+86-18822802390

So verwenden Sie ein Multimeter für Elektriker

Aug 19, 2024

So verwenden Sie ein Multimeter für Elektriker

 

1. Testen Sie Lautsprecher, Kopfhörer und dynamische Mikrofone: Verwenden Sie den R × 1 Ω-Modus, schließen Sie eine Sonde an ein Ende an und berühren Sie mit der anderen Sonde das andere Ende. Unter normalen Umständen ist ein klares „Klick“-Geräusch zu hören. Wenn kein Ton zu hören ist, ist die Spule defekt. Wenn das Geräusch leise und scharf ist, liegt ein Problem beim Abwischen der Spule vor und sie kann nicht verwendet werden.


2. Kapazität messen: Verwenden Sie den Widerstandsmodus, um den geeigneten Bereich entsprechend der Kapazität auszuwählen, und achten Sie darauf, während der Messung die schwarze Sonde des Elektrolytkondensators an die positive Elektrode des Kondensators anzuschließen.

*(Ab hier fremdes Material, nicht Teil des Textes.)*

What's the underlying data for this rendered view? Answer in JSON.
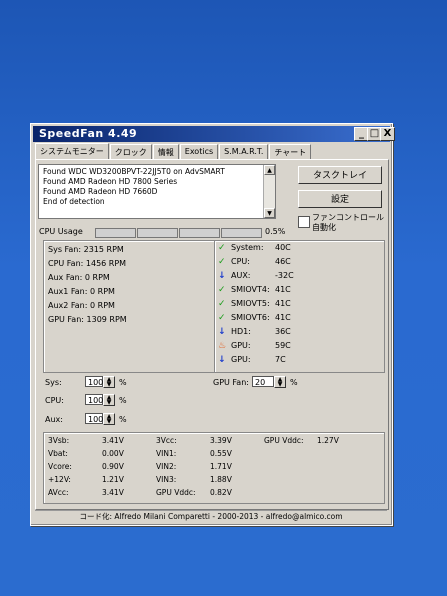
{
  "window": {
    "title": "SpeedFan 4.49",
    "controls": {
      "minimize": "_",
      "maximize": "□",
      "close": "X"
    }
  },
  "tabs": [
    {
      "label": "システムモニター",
      "active": true
    },
    {
      "label": "クロック",
      "active": false
    },
    {
      "label": "情報",
      "active": false
    },
    {
      "label": "Exotics",
      "active": false
    },
    {
      "label": "S.M.A.R.T.",
      "active": false
    },
    {
      "label": "チャート",
      "active": false
    }
  ],
  "log": {
    "lines": [
      "Found WDC WD3200BPVT-22JJ5T0 on AdvSMART",
      "Found AMD Radeon HD 7800 Series",
      "Found AMD Radeon HD 7660D",
      "End of detection"
    ]
  },
  "buttons": {
    "minimize_to_tray": "タスクトレイ",
    "configure": "設定"
  },
  "auto_fan": {
    "label": "ファンコントロール自動化",
    "checked": false
  },
  "cpu_usage": {
    "label": "CPU Usage",
    "percent": "0.5%"
  },
  "fans": [
    {
      "label": "Sys Fan:",
      "value": "2315 RPM"
    },
    {
      "label": "CPU Fan:",
      "value": "1456 RPM"
    },
    {
      "label": "Aux Fan:",
      "value": "0 RPM"
    },
    {
      "label": "Aux1 Fan:",
      "value": "0 RPM"
    },
    {
      "label": "Aux2 Fan:",
      "value": "0 RPM"
    },
    {
      "label": "GPU Fan:",
      "value": "1309 RPM"
    }
  ],
  "temps": [
    {
      "label": "System:",
      "value": "40C",
      "icon": "check-icon"
    },
    {
      "label": "CPU:",
      "value": "46C",
      "icon": "check-icon"
    },
    {
      "label": "AUX:",
      "value": "-32C",
      "icon": "arrow-down-icon"
    },
    {
      "label": "SMIOVT4:",
      "value": "41C",
      "icon": "check-icon"
    },
    {
      "label": "SMIOVT5:",
      "value": "41C",
      "icon": "check-icon"
    },
    {
      "label": "SMIOVT6:",
      "value": "41C",
      "icon": "check-icon"
    },
    {
      "label": "HD1:",
      "value": "36C",
      "icon": "arrow-down-icon"
    },
    {
      "label": "GPU:",
      "value": "59C",
      "icon": "flame-icon"
    },
    {
      "label": "GPU:",
      "value": "7C",
      "icon": "arrow-down-icon"
    }
  ],
  "speeds": {
    "sys": {
      "label": "Sys:",
      "value": "100",
      "unit": "%"
    },
    "cpu": {
      "label": "CPU:",
      "value": "100",
      "unit": "%"
    },
    "aux": {
      "label": "Aux:",
      "value": "100",
      "unit": "%"
    },
    "gpu_fan": {
      "label": "GPU Fan:",
      "value": "20",
      "unit": "%"
    }
  },
  "voltages": {
    "col1": [
      {
        "label": "3Vsb:",
        "value": "3.41V"
      },
      {
        "label": "Vbat:",
        "value": "0.00V"
      },
      {
        "label": "Vcore:",
        "value": "0.90V"
      },
      {
        "label": "+12V:",
        "value": "1.21V"
      },
      {
        "label": "AVcc:",
        "value": "3.41V"
      }
    ],
    "col2": [
      {
        "label": "3Vcc:",
        "value": "3.39V"
      },
      {
        "label": "VIN1:",
        "value": "0.55V"
      },
      {
        "label": "VIN2:",
        "value": "1.71V"
      },
      {
        "label": "VIN3:",
        "value": "1.88V"
      },
      {
        "label": "GPU Vddc:",
        "value": "0.82V"
      }
    ],
    "col3": [
      {
        "label": "GPU Vddc:",
        "value": "1.27V"
      }
    ]
  },
  "credit": "コード化: Alfredo Milani Comparetti - 2000-2013 - alfredo@almico.com",
  "colors": {
    "ok": "#1a9c1a",
    "low": "#1c3ccc",
    "hot": "#e2581a",
    "title_bar": "#0a246a"
  }
}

Schätzung der Kapazität von Mikrowellenkondensatoren: Sie kann bestimmt werden basierend auf Erfahrung oder unter Bezugnahme auf Standardkondensatoren gleicher Kapazität, basierend auf der maximalen Amplitude der Zeigerschwingung. Die genannte Kapazität muss nicht den gleichen Spannungsfestigkeitswert haben, solange die Kapazität gleich ist. Wenn Sie beispielsweise eine Kapazität von 100 μF/250 V schätzen, können Sie eine Kapazität von 100 μF/25 V als Referenz verwenden. Solange ihr Zeiger mit der gleichen maximalen Amplitude schwingt, kann daraus geschlossen werden, dass die Kapazität gleich ist. Schätzung der Kapazitätsgröße eines Pifa-Level-Kondensators: Es ist notwendig, den R × 10k Ω-Bereich zu verwenden, aber das können nur Kondensatoren über 1000 pF sein gemessen. Bei einem Kondensator mit 1000 pF oder etwas mehr kann davon ausgegangen werden, dass die Kapazität ausreicht, solange der Zeiger leicht schwankt. Messen Sie, ob der Kondensator undicht ist: Bei Kondensatoren über 1000 Mikrofarad können sie mit R × 10 Ω schnell aufgeladen werden Reichweite und Kapazität können zunächst abgeschätzt werden. Wechseln Sie dann in den Bereich R × 1k Ω und setzen Sie die Messung eine Weile fort. Zu diesem Zeitpunkt sollte der Zeiger nicht zurückkehren, sondern bei oder sehr nahe bei ∞ stoppen, da sonst ein Leckphänomen auftritt. Bei einigen Timing- oder Oszillationskondensatoren unter mehreren zehn Mikrofarad (z. B. Oszillationskondensatoren in Schaltnetzteilen für Farbfernsehgeräte) sind die Leckageeigenschaften sehr hoch. Solange eine leichte Undichtigkeit vorliegt, können sie nicht verwendet werden. Zu diesem Zeitpunkt können sie im Bereich R × 1 kΩ aufgeladen und dann auf den Bereich R × 10 k Ω umgeschaltet werden, um mit der Messung fortzufahren. Ebenso sollte der Zeiger bei ∞ stoppen und nicht zurückkehren.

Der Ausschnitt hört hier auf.